A RARE 1930s Abingdon-built MG sports car originally owned by the first woman to fly solo across the Atlantic Ocean east to west – from Abingdon to Nova Scotia – is set to fetch nearly £100,000 at auction next week.

The black and white 1934 MG Magnette NA Tourer was bought new for an undisclosed sum by Beryl Markham after her affair with Prince Henry, Duke of Gloucester – an uncle of the present Queen – two years before she made history by becoming the first woman to fly solo, east to west, across the Atlantic Ocean.

On September 4, 1936, 33-year-old Mrs Markham took off from Abingdon in a Vega Gull without a radio.

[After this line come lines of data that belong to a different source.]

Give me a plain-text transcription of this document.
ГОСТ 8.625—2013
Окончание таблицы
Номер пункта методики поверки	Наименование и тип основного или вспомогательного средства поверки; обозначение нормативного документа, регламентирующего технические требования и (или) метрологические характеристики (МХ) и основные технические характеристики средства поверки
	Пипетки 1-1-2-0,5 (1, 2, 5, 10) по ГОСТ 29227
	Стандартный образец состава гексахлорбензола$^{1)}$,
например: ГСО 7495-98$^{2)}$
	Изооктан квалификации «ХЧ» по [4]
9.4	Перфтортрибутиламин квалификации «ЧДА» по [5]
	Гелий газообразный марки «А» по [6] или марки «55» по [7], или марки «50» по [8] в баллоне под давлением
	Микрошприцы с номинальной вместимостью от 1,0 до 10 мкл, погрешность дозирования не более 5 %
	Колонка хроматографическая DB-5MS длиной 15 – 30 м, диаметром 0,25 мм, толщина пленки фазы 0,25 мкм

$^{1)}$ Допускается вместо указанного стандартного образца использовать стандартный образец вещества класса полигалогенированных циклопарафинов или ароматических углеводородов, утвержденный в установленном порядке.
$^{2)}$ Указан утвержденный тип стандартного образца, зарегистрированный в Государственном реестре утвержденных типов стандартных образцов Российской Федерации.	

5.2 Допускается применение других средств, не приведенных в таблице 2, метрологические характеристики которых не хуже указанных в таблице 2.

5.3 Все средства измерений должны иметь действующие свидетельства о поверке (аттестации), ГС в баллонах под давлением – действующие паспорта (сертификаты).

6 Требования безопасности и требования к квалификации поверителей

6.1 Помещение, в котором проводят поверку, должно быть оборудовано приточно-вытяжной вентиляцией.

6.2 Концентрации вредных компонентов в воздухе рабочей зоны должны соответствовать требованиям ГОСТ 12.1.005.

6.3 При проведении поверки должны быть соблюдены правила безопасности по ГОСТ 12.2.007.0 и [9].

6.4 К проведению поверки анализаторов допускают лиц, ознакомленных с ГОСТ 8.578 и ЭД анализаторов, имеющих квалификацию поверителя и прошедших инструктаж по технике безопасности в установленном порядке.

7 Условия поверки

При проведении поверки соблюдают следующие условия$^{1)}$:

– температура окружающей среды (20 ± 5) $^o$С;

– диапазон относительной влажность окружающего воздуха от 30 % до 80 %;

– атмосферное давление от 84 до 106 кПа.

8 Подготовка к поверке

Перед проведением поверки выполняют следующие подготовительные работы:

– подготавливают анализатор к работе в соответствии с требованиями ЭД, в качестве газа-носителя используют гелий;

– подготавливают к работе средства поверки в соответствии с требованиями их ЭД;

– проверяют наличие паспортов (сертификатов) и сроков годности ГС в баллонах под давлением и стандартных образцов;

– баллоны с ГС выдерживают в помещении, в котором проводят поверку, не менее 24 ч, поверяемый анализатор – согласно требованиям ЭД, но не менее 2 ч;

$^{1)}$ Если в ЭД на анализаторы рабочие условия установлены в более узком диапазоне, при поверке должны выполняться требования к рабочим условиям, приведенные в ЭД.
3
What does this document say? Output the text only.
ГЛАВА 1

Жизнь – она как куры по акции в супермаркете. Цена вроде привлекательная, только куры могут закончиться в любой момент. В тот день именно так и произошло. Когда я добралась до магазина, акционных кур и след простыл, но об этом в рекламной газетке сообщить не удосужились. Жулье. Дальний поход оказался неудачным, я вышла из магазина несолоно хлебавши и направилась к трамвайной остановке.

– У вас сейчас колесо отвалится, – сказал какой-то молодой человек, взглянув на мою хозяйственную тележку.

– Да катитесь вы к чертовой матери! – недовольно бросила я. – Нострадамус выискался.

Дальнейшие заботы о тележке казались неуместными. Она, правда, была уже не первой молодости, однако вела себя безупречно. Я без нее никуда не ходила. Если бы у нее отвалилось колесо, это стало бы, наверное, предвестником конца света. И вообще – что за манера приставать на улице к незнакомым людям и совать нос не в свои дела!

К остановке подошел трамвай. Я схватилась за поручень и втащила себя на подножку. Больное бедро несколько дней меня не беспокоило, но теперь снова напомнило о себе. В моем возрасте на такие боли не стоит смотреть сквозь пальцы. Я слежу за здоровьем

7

According to the Oxford Dictionary of National Biography: “After 21 hours and 35 minutes she landed in a bog at Baleine Grove, near Louisburg, Nova Scotia,100 yards from the ocean,

having run out of fuel.

"She was the first woman to fly the Atlantic, from east to west, and the first person to make a a solo non-stop crossing in that direction."

The colourful Mrs Markham married three times and while married to second husband, Mansfield Markham, she became the mistress of Prince Henry, Duke of Gloucester, son of King George V and brother of the future King George VI, father of the present Queen.

Prince Henry was said to have ‘established her in a suite at the Grosvenor Hotel’ in London.

When Mrs Markham’s husband threatened to cite Prince Henry as co-respondent in the divorce proceedings, Queen Mary, anxious to avoid scandal, made Prince Henry settle on Beryl a capital sum of £15,000, which provided her with an annuity of £500 until her death.

It is not known how much Beryl Markham paid for her gleaming new MG Magnette NA Tourer in 1934 or whether the money she received from Prince Henry helped pay for the car.

But now, 83 years later, Mrs Markham’s Abingdon car (one of only 690 NA/NB Magnettes made) is up for sale again,but this time it is expected to fetch between £90,000 and £100,000 at a Bonhams auction in London next Wednesday, December 6.

Auctioneers Bonhams say that the car is in ‘outstanding’ condition.